Wenn mir eine Frau den ganzen Abend erzählt, wie eigenständig sie ist, was sie alles erreicht hat und wie perfekt ihr Leben ist, landen wir metaphorisch gesehen, vielleicht am Ende des Abends im Bett. Doch das Gefühl, diesen Menschen zu kennen, das Gefühl, ihr nahe und verbunden zu sein, werde ich nicht haben.
Ähnlich wird es ihr ergehen. Vielleicht geht sie mit mir ins Bett. Weil ich interessant bin, weil wir Spaß haben oder weil sie Lust darauf hat. Doch mache ich mich nicht verletzlich, wird es kaum eine emotionale Bindung geben.
Verstehe Verletzlichkeit jedoch nicht falsch. Anderen die Ohren voll zu heulen und ihnen deine Probleme vor die Füße zu kotzen, ist keine Verletzlichkeit. Dich andauernd zu beschweren, weil dein Leben nicht wie in einem Disney-Märchen verläuft und vieles Mist ist, ist Opferdasein.

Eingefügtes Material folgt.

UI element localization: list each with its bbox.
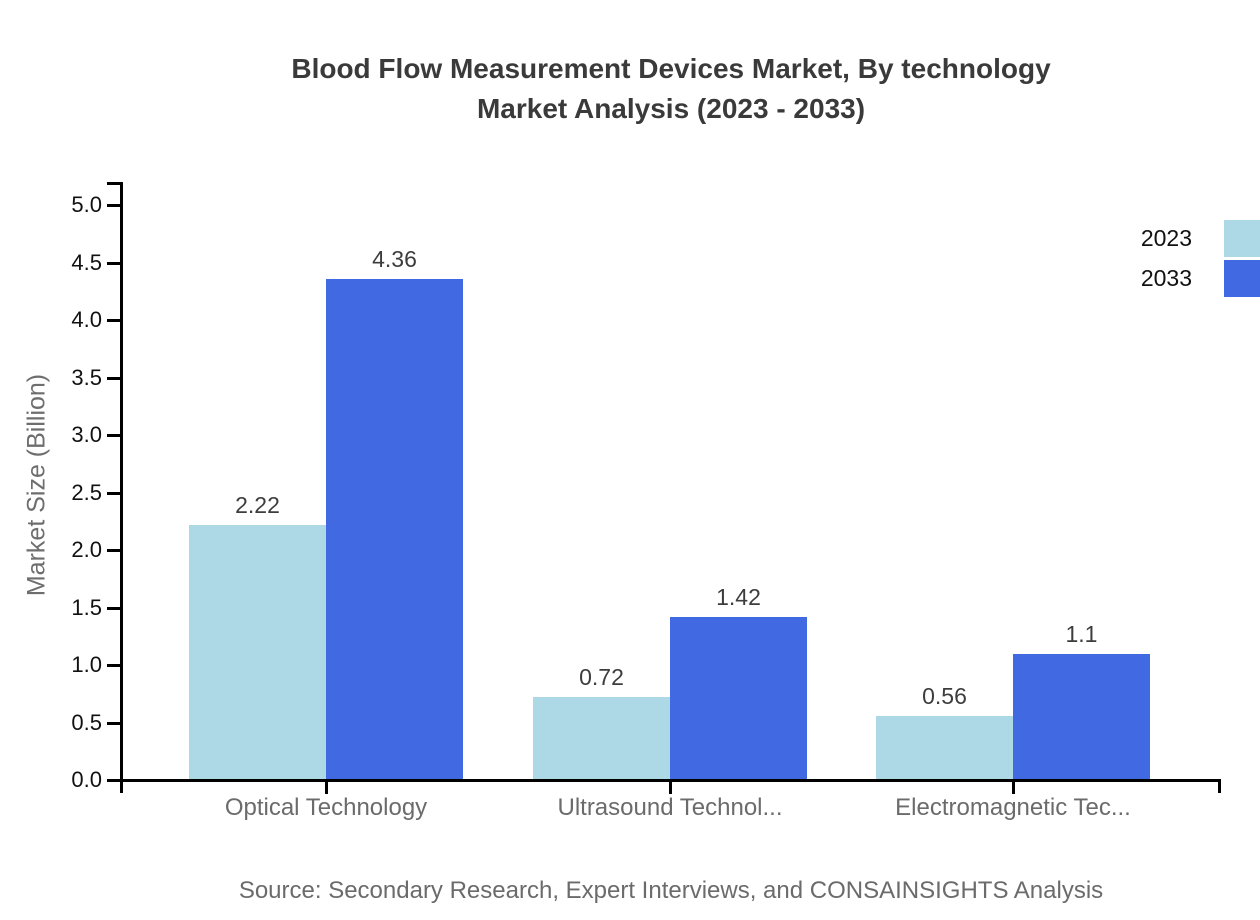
y-axis-end-cap (107, 182, 121, 185)
y-tick (107, 434, 120, 437)
bar-2023-ultrasound-technol (533, 697, 670, 780)
y-tick-label: 4.5 (71, 249, 102, 275)
y-tick (107, 779, 120, 782)
y-tick (107, 204, 120, 207)
legend-label-2023: 2023 (1140, 225, 1192, 251)
y-tick-label: 0.0 (71, 767, 102, 792)
y-axis-spine (120, 182, 123, 793)
legend-swatch-2023 (1224, 220, 1260, 257)
chart-subtitle: Market Analysis (2023 - 2033) (476, 93, 866, 124)
bar-2033-ultrasound-technol (670, 616, 807, 780)
bar-value-label: 1.1 (1065, 620, 1098, 647)
y-tick-label: 2.0 (71, 537, 102, 562)
y-tick-label: 1.0 (71, 652, 102, 677)
bar-value-label: 4.36 (372, 245, 417, 272)
y-tick-label: 2.5 (71, 479, 102, 505)
source-note: Source: Secondary Research, Expert Inter… (238, 877, 1104, 904)
y-tick (107, 721, 120, 725)
y-tick (107, 664, 120, 667)
bar-value-label: 1.42 (716, 583, 761, 610)
y-tick-label: 0.5 (71, 709, 102, 735)
y-tick-label: 3.0 (71, 422, 102, 447)
bar-value-label: 0.72 (579, 664, 624, 691)
y-tick (107, 606, 120, 610)
y-tick (107, 319, 120, 322)
y-tick (107, 549, 120, 552)
y-tick (107, 491, 120, 495)
bar-2023-electromagnetic-tec (876, 715, 1013, 780)
bar-2033-optical-technology (326, 278, 463, 780)
x-axis-end-cap (1218, 779, 1221, 793)
chart-title: Blood Flow Measurement Devices Market, B… (291, 53, 1051, 84)
y-tick-label: 5.0 (71, 192, 102, 217)
y-tick-label: 1.5 (71, 594, 102, 620)
x-category-label: Optical Technology (224, 794, 428, 821)
y-tick (107, 376, 120, 380)
y-tick-label: 4.0 (71, 307, 102, 332)
legend-swatch-2033 (1224, 259, 1260, 297)
x-tick (325, 780, 328, 794)
x-category-label: Electromagnetic Tec... (895, 794, 1131, 821)
bar-2033-electromagnetic-tec (1013, 653, 1150, 780)
x-category-label: Ultrasound Technol... (557, 794, 783, 821)
y-tick (107, 261, 120, 265)
legend-label-2033: 2033 (1140, 264, 1192, 291)
bar-value-label: 0.56 (922, 682, 967, 709)
bar-2023-optical-technology (189, 524, 326, 780)
bar-value-label: 2.22 (235, 491, 280, 518)
y-tick-label: 3.5 (71, 364, 102, 390)
x-tick (669, 780, 672, 794)
x-tick (1012, 780, 1015, 794)
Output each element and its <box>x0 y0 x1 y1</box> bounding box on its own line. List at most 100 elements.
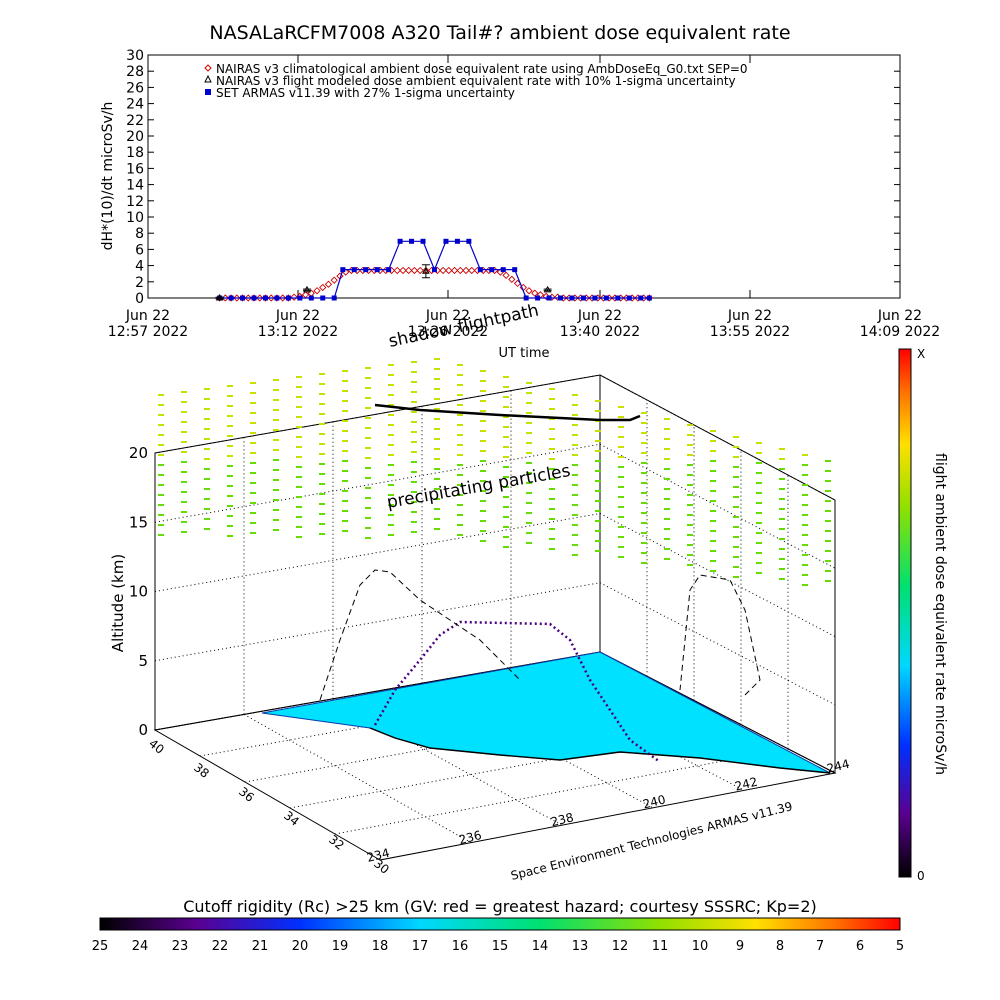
nairas-flight-point <box>543 285 552 293</box>
y-tick-label: 12 <box>126 194 144 210</box>
legend: NAIRAS v3 climatological ambient dose eq… <box>204 62 748 100</box>
y-tick-label: 10 <box>126 210 144 226</box>
y-tick-label: 14 <box>126 178 144 194</box>
armas-point <box>374 267 380 273</box>
nairas-clim-point <box>301 291 310 299</box>
nairas-clim-point <box>319 283 327 292</box>
nairas-clim-point <box>256 294 264 302</box>
armas-point <box>500 267 506 273</box>
z-tick-label: 5 <box>138 652 148 670</box>
nairas-clim-point <box>405 266 413 275</box>
nairas-clim-point <box>233 294 241 302</box>
armas-point <box>454 238 460 244</box>
colorbar-tick-label: 24 <box>132 939 149 954</box>
nairas-clim-point <box>324 280 333 288</box>
x-axis-label: UT time <box>499 346 550 361</box>
armas-point <box>558 295 564 301</box>
nairas-clim-point <box>330 276 338 284</box>
colorbar-tick-label: 9 <box>736 939 744 954</box>
lat-tick-label: 40 <box>146 736 167 756</box>
nairas-clim-point <box>525 287 533 295</box>
armas-point <box>240 295 246 301</box>
nairas-flight-point <box>421 267 430 274</box>
colorbar-tick-label: 15 <box>492 939 509 954</box>
armas-point <box>351 267 357 273</box>
colorbar-right-label: flight ambient dose equivalent rate micr… <box>932 453 948 775</box>
armas-point <box>251 295 257 301</box>
nairas-clim-point <box>450 266 459 275</box>
z-tick-label: 10 <box>129 583 148 601</box>
x-tick-time: 12:57 2022 <box>108 324 188 340</box>
armas-point <box>535 295 541 301</box>
armas-point <box>386 267 392 273</box>
armas-point <box>626 295 632 301</box>
colorbar-tick-label: 19 <box>332 939 349 954</box>
credit-text: Space Environment Technologies ARMAS v11… <box>509 799 793 883</box>
y-tick-label: 20 <box>126 129 144 145</box>
armas-point <box>397 238 403 244</box>
bottom-colorbar: Cutoff rigidity (Rc) >25 km (GV: red = g… <box>92 897 904 954</box>
y-tick-label: 6 <box>135 242 144 258</box>
armas-point <box>308 295 314 301</box>
x-tick-time: 13:12 2022 <box>258 324 338 340</box>
lon-tick-label: 234 <box>365 846 391 865</box>
right-colorbar: X 0 flight ambient dose equivalent rate … <box>898 347 948 883</box>
nairas-clim-point <box>279 294 287 302</box>
y-tick-label: 28 <box>126 64 144 80</box>
x-tick-date: Jun 22 <box>125 308 170 324</box>
x-tick-date: Jun 22 <box>877 308 922 324</box>
colorbar-tick-label: 21 <box>252 939 269 954</box>
armas-point <box>320 295 326 301</box>
nairas-clim-point <box>502 271 510 279</box>
colorbar-tick-label: 13 <box>572 939 589 954</box>
armas-point <box>363 267 369 273</box>
nairas-clim-point <box>290 293 298 301</box>
colorbar-tick-label: 22 <box>212 939 229 954</box>
armas-point <box>512 267 518 273</box>
legend-label: NAIRAS v3 climatological ambient dose eq… <box>216 62 748 76</box>
colorbar-tick-label: 10 <box>692 939 709 954</box>
lat-tick-label: 34 <box>281 808 302 828</box>
colorbar-tick-label: 6 <box>856 939 864 954</box>
x-tick-date: Jun 22 <box>275 308 320 324</box>
colorbar-tick-label: 5 <box>896 939 904 954</box>
z-tick-label: 20 <box>129 444 148 462</box>
y-tick-label: 22 <box>126 113 144 129</box>
armas-point <box>274 295 280 301</box>
armas-point <box>340 267 346 273</box>
y-tick-label: 26 <box>126 80 144 96</box>
x-tick-time: 13:55 2022 <box>710 324 790 340</box>
armas-point <box>262 295 268 301</box>
nairas-clim-point <box>468 266 476 275</box>
y-tick-label: 4 <box>135 259 144 275</box>
nairas-clim-point <box>462 266 470 275</box>
nairas-clim-point <box>244 294 252 302</box>
colorbar-min-label: 0 <box>917 869 925 883</box>
armas-point <box>638 295 644 301</box>
legend-marker-triangle <box>204 74 212 83</box>
z-axis-label: Altitude (km) <box>109 554 127 652</box>
armas-point <box>409 238 415 244</box>
y-axis-label: dH*(10)/dt microSv/h <box>100 102 116 251</box>
armas-point <box>477 267 483 273</box>
x-tick-date: Jun 22 <box>577 308 622 324</box>
armas-point <box>615 295 621 301</box>
armas-point <box>569 295 575 301</box>
colorbar-bottom-label: Cutoff rigidity (Rc) >25 km (GV: red = g… <box>183 897 817 916</box>
legend-label: SET ARMAS v11.39 with 27% 1-sigma uncert… <box>216 86 515 100</box>
armas-point <box>466 238 472 244</box>
coastline <box>369 727 831 774</box>
page-title: NASALaRCFM7008 A320 Tail#? ambient dose … <box>209 22 791 44</box>
lon-tick-label: 240 <box>641 792 667 811</box>
nairas-flight-point <box>215 294 224 301</box>
nairas-clim-point <box>542 292 550 301</box>
nairas-flight-point <box>303 285 311 293</box>
armas-point <box>489 267 495 273</box>
lon-tick-label: 236 <box>457 828 483 847</box>
nairas-clim-point <box>508 275 516 284</box>
armas-point <box>580 295 586 301</box>
y-tick-label: 8 <box>135 226 144 242</box>
y-tick-label: 18 <box>126 145 144 161</box>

Kenn sicher viele zu genüge.
Zwischen Opferdasein und Verletzlichkeit gibt es aber einen großen Unterschied.
Das Opfer belügt sich selbst, nörgelt, will Mitleid und hat nicht vor, etwas zu ändern. Bedauerlicherweise lernen wie immer mehr Menschen mit diesen Fähigkeiten kennen. Aber ein Mensch, der sich verletzlich macht, ist sich seinen Schwächen bewusst, akzeptiert diese und übernimmt dafür Verantwortung.
Je schwerer es dir fällt, dich verletzlich zu zeigen, desto größer ist deine Unsicherheit und deine Furcht, von anderen verurteilt zu werden und nicht in Ordnung zu sein. Doch in dem Augenblick, wo du dich verletzlich machst, schwindet gleichermaßen auch diese Furcht.
Verletzlichkeit ist keine Schwäche, sondern ein Ausdruck von etwas sehr Kostbarem, so wie feine Glas-Skulpturen. Oder sieh Dir die Mohnblumen an. Sie sind so verletzlich, dass - obwohl sie in kämpferischem Rot strahlen – sie sofort verblühen, wenn man sie pflückt. Dieses Zarte und Kostbare in uns wird gerne mal überspielt mit Tönen, die viel zu laut sind und Worten, die viel zu grob sind.
Es kann daher nicht schaden, ab und an rosa Kleidung (symbolisch) zu tragen. Dies signalisiert Zartheit.
Ich bin verletzlich und Frage in die Runde, wann fängst du / ihr an, dich / euch verletzlich zu zeigen?
p.s. Eine bitte an die Admins. Es wäre schön, wenn ihr es schaffen würdet, Kommentare die nicht zum Thema gehören, Anfeindungen weil eben anderer Meinung, (traurig das man dies inzwischen erwähnen muss), gleich zu unterbinden. Danke an dieser Stelle.